Two days remain to experience Czech cuisine at a brick-and-mortar restaurant here in Portland, Oregon. For three weeks until June 24, Karel and Monika from the Tábor Authentic Czech Eatery food cart will have served their home specialties at Enzo’s Caffe Italiano on NE Alberta Street while Enzo vacations in Italy.
Not only is this “unique and trailblazing collaboration” an excellent instance of utilizing spare business capacity, the narrative on the reverse of the menu claims it’s the first instance in town of a collaboration between food carts and restaurants.*
The menu itself is brief but representative of Czech cuisine, containing staples like dumplings, a “surplus of pork and beef,” potatoes, “uniquely prepared cabbage,” and various cream-based sauces.

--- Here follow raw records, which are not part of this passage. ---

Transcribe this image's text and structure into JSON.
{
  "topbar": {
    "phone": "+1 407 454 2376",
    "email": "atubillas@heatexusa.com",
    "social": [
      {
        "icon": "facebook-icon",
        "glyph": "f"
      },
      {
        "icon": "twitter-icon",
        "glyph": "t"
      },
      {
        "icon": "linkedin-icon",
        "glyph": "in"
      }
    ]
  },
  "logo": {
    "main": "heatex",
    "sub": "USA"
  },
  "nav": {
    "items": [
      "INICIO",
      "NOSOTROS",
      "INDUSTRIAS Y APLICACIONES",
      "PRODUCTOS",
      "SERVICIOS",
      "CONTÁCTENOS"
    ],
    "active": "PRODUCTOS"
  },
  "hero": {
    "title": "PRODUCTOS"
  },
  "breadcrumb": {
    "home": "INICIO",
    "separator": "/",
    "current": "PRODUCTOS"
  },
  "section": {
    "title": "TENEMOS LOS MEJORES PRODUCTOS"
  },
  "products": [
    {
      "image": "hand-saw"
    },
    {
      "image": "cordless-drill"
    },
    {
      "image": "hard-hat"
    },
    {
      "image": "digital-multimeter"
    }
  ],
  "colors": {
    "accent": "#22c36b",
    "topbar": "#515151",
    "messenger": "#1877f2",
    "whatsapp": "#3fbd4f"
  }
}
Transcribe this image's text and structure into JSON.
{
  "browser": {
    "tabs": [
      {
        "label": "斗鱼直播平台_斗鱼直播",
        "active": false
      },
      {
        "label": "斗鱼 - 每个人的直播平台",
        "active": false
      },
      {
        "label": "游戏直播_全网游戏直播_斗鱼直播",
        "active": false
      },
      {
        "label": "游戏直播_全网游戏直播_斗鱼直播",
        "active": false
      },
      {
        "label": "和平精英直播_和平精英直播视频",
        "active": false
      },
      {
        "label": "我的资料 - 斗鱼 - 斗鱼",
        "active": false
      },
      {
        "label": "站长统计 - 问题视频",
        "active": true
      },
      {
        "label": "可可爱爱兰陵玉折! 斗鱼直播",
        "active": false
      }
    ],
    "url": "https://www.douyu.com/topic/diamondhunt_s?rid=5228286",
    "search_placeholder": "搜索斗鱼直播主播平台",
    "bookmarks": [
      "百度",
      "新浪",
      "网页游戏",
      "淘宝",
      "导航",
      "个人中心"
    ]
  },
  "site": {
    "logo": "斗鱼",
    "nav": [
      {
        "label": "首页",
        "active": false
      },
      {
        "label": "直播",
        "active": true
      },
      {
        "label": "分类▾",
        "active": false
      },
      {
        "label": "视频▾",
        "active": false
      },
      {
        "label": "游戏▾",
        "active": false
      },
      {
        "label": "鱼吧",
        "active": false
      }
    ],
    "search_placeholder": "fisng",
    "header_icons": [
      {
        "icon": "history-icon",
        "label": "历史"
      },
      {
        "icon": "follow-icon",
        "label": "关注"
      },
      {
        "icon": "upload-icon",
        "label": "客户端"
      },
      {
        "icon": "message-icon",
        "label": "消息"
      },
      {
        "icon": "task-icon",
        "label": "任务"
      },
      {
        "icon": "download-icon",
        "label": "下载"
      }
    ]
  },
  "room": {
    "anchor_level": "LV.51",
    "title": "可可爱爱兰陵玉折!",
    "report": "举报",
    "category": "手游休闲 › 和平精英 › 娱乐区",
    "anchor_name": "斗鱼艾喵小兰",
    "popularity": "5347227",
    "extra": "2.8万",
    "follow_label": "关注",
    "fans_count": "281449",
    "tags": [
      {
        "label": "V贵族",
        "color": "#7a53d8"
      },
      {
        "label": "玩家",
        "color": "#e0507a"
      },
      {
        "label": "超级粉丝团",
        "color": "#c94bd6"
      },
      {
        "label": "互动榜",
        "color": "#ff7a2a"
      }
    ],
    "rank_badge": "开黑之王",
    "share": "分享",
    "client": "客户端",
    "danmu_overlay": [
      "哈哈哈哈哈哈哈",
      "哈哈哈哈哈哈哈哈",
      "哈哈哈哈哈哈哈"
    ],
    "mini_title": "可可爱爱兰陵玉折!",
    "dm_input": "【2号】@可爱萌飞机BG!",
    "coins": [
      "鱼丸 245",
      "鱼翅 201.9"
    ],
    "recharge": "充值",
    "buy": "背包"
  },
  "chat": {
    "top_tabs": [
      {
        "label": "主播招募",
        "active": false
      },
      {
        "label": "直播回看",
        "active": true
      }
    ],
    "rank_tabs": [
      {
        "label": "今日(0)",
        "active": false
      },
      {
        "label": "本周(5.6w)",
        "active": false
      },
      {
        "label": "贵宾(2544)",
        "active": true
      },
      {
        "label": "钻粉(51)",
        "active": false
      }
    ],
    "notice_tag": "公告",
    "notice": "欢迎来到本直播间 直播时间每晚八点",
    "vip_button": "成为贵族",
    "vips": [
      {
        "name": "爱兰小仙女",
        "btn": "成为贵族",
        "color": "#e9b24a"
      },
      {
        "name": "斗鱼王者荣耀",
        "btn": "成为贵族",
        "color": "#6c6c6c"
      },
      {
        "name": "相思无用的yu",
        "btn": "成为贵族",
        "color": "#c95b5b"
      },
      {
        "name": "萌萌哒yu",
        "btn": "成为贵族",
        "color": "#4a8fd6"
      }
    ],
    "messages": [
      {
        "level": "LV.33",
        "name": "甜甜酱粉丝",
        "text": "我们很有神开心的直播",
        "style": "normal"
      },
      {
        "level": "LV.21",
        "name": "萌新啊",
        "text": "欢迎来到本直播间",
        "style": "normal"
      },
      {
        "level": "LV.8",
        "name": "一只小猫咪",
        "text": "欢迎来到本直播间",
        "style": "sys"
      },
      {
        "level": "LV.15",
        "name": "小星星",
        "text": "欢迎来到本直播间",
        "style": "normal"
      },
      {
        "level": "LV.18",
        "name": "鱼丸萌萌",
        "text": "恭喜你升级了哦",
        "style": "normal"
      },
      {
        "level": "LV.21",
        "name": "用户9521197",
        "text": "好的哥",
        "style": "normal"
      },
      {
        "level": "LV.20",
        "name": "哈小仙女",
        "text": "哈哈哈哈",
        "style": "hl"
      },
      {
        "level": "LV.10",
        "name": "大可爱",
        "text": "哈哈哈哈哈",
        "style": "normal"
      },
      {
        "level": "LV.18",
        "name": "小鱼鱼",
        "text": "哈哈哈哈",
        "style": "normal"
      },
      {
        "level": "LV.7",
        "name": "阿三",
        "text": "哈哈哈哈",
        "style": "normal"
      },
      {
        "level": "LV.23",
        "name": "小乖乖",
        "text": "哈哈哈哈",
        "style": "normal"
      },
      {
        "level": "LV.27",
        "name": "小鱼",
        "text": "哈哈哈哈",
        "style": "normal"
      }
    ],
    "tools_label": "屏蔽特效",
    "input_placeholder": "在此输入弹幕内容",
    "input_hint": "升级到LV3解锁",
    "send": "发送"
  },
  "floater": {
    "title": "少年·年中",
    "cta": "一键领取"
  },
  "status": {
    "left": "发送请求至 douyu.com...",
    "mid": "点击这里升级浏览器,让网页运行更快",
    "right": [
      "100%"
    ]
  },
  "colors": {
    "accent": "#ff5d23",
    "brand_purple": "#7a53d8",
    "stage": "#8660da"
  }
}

Both vepřo-knedlo-zelo (Roast Pork with Spaetzle and Sauerkraut) I had and svíčková (Marinated Beef Sirloin) Lindsay ordered were just like, if not better, those in Prague, especially since we got to wash them down with draft Pilsner Urquell. The menu also includes potato pancakes, mushroom soup, goulash, and fried cheese. We regretted to be too full for strudel. One thing you won’t find on the menu is the Schnitzelwich, which Tábor is best known for around Portland.
What’s more, though we’d never stepped foot in Enzo’s, we felt at home. First, our server turned out to be Stepan, whom we met at the fundraiser‘s for Geisslers Hoefcomedianten’s U.S. tour. Later, I got to chat with Karel and Monika, whom I’d met at the Hospoda meetup of the Ahoj PDX Czech/Slovak group in May. At another table, I ran into Barbara, the owner of Bohemian Gourmet Food, whose little son ran around the place saying hi to everyone. It felt as though Tábor the restaurant had been there for a long time and we were just another group of regulars.
Karel and Monika’s chef statement sheds some light on why the Enzo’s-Tábor collaboration turned out so well:
[T]he way the food is prepared for you is very similar to what you’d find at Enzo’s at any other time. Just like Enzo, Tábor’s Karel Vitek is a self-taught cook. He too was watching [sic] his mother and grandfather cook up a storm every day, and his idea about food is the same as Enzo’s—it should taste the same it did at home. Both Karel and Enzo stay away from “fusion,” they cook traditional foods of their childhood, and they don’t make a big fuss about it.”
Karel and Monika may or may not decide to take the leap and open Portland’s first Czech restaurant. If/when they do, I’ll share the good news.